Stressing the importance of having DNA samples from relatives, he explained the complexity of the task of identifying bodies merely from their dental records, clothing, jewellery or specific features like broken bones.

“The clothes of many victims were changed, and other victims were taken to different places where it was impossible to identify them in terms of location, which is why we are resorting to comparing DNA samples,” he said.

So far, around 2,000 people have come to the Foundation’s laboratory to provide samples.

At least 12 victims have been identified so far using this method, and there are high expectations with regard to what can be accomplished.

Molina said graves in the potter’s field at the La Verbena cemetery in the capital would be exhumed this month. There are more than 3,000 bodies buried there as “XX”, “889 of whom we believe to have been victims of forced disappearance between 1979 and 1983.”

Missing children – a different story

Although a significant proportion of the unidentified bodies in secret mass graves are those of children, many youngsters were orphaned as well.

Early this year, the Guatemalan government reported that it had found evidence substantiating what human rights groups have long held: that children whose parents were murdered during the civil war were often taken to orphanages and put up for adoption. Many were adopted by couples from the United States, as well as from Europe.

Different groups have been working to locate these missing children. Evelyn Blanco, head of the International Centre for Human Rights Research (CIIDH), told IPS that most of the children who had been searched for and located were found to be alive.

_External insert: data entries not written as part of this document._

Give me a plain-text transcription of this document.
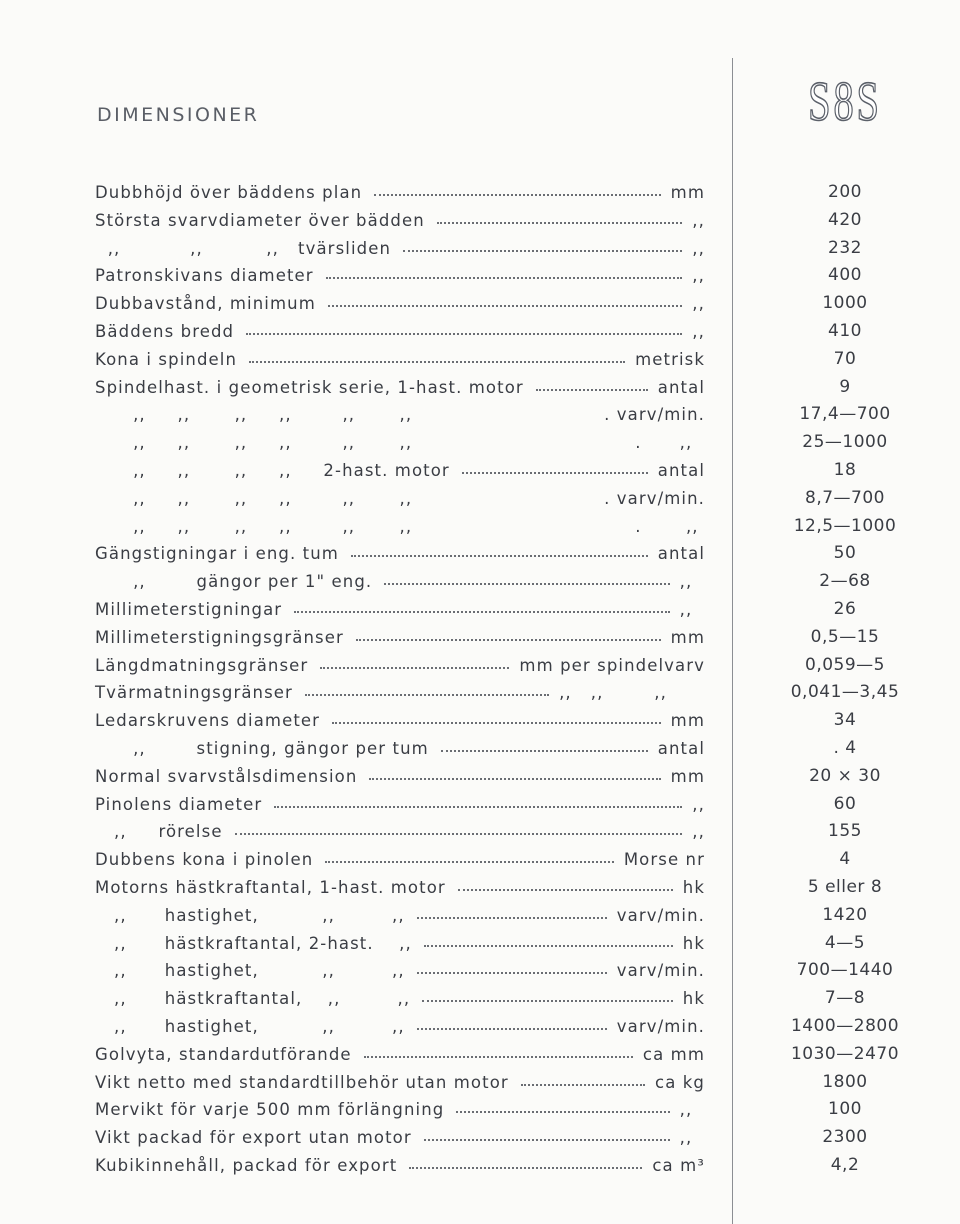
DIMENSIONER	S8S
Dubbhöjd över bäddens plan	mm	200
Största svarvdiameter över bädden	,,	420
,,           ,,          ,,   tvärsliden	,,	232
Patronskivans diameter	,,	400
Dubbavstånd, minimum	,,	1000
Bäddens bredd	,,	410
Kona i spindeln	metrisk	70
Spindelhast. i geometrisk serie, 1-hast. motor	antal	9
,,     ,,       ,,     ,,        ,,       ,,	. varv/min.	17,4—700
,,     ,,       ,,     ,,        ,,       ,,	.      ,,	25—1000
,,     ,,       ,,     ,,     2-hast. motor	antal	18
,,     ,,       ,,     ,,        ,,       ,,	. varv/min.	8,7—700
,,     ,,       ,,     ,,        ,,       ,,	.       ,,	12,5—1000
Gängstigningar i eng. tum	antal	50
,,        gängor per 1" eng.	,,	2—68
Millimeterstigningar	,,	26
Millimeterstigningsgränser	mm	0,5—15
Längdmatningsgränser	mm per spindelvarv	0,059—5
Tvärmatningsgränser	,,   ,,        ,,	0,041—3,45
Ledarskruvens diameter	mm	34
,,        stigning, gängor per tum	antal	. 4
Normal svarvstålsdimension	mm	20 × 30
Pinolens diameter	,,	60
,,     rörelse	,,	155
Dubbens kona i pinolen	Morse nr	4
Motorns hästkraftantal, 1-hast. motor	hk	5 eller 8
,,      hastighet,          ,,         ,,	varv/min.	1420
,,      hästkraftantal, 2-hast.    ,,	hk	4—5
,,      hastighet,          ,,         ,,	varv/min.	700—1440
,,      hästkraftantal,    ,,         ,,	hk	7—8
,,      hastighet,          ,,         ,,	varv/min.	1400—2800
Golvyta, standardutförande	ca mm	1030—2470
Vikt netto med standardtillbehör utan motor	ca kg	1800
Mervikt för varje 500 mm förlängning	,,	100
Vikt packad för export utan motor	,,	2300
Kubikinnehåll, packad för export	ca m³	4,2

“We have located 450 people who went missing as children during the armed conflict, and most of them have been reunited with their (biological) families,” she said.

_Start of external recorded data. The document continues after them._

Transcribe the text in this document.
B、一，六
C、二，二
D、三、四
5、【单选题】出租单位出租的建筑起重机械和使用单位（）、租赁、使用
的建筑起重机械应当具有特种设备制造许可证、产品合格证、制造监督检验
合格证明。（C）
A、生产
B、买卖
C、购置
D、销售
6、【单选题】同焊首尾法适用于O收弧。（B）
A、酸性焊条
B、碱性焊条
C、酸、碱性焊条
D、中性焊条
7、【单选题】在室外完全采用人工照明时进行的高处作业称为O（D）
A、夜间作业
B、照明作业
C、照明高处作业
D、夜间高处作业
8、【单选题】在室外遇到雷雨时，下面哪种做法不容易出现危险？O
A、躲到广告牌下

According to the CEH, the victims of forced disappearance included 5,000 children.

Blanco said the campaign that the Guatemalan Forensic Anthropology Foundation is carrying out with support from the European Union is extremely important in the ongoing effort to identify the victims of the armed conflict.

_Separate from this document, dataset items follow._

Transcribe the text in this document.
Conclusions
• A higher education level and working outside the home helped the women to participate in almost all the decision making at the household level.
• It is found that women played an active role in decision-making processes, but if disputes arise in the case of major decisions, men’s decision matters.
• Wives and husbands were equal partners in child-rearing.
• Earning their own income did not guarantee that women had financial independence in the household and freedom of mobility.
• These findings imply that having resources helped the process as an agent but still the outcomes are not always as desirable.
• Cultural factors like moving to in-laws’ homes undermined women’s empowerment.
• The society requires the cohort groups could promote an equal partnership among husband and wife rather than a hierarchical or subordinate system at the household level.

She added that the CIIDH is currently involved in the process of obtaining DNA samples from six Guatemalans who were adopted during the civil war and are living in Italy and Switzerland.

“We have located over 60 cases in Europe,” she said.

National commission

Human rights groups are pushing for passage of a law that would create a National Commission to Search for the Disappeared, which would have its own budget and a 15-year mandate to carry out its work, as well as a databank to facilitate the effort to track down and identify missing individuals.

The aim is to centralise the efforts and the assistance given to the families of the victims of forced disappearance.

But the draft law has been stalled in Congress since 2006.

“I believe that giving a decent burial to all massacre victims is extremely necessary in the search for the truth, because most of them were stripped of their identity,” the head of the National Coordinating Committee of Guatemalan Widows (CONAVIGUA), Rosalina Tuyuc, told IPS.

“Sadly, the National Reparations Programme has not provided funds for identifying all of the victims of massacres,” said Tuyuc, who belongs to the Cakchiquel indigenous community.

The Programme, created in April 2003 with a budget of 35 million dollars a year, is a set of policies, projects and specific actions to compensate and provide recognition and dignity to victims of the armed conflict and their families.

But Tuyuc said it is not enough merely to identify the victims, and that justice must be done as well.

“To keep history from repeating itself, a precedent must be set in all of the cases, not only the ones involving forced disappearance, but also the cases of massacre and genocide, so that not only the material authors but the intellectual ones as well can be brought to trial,” she said.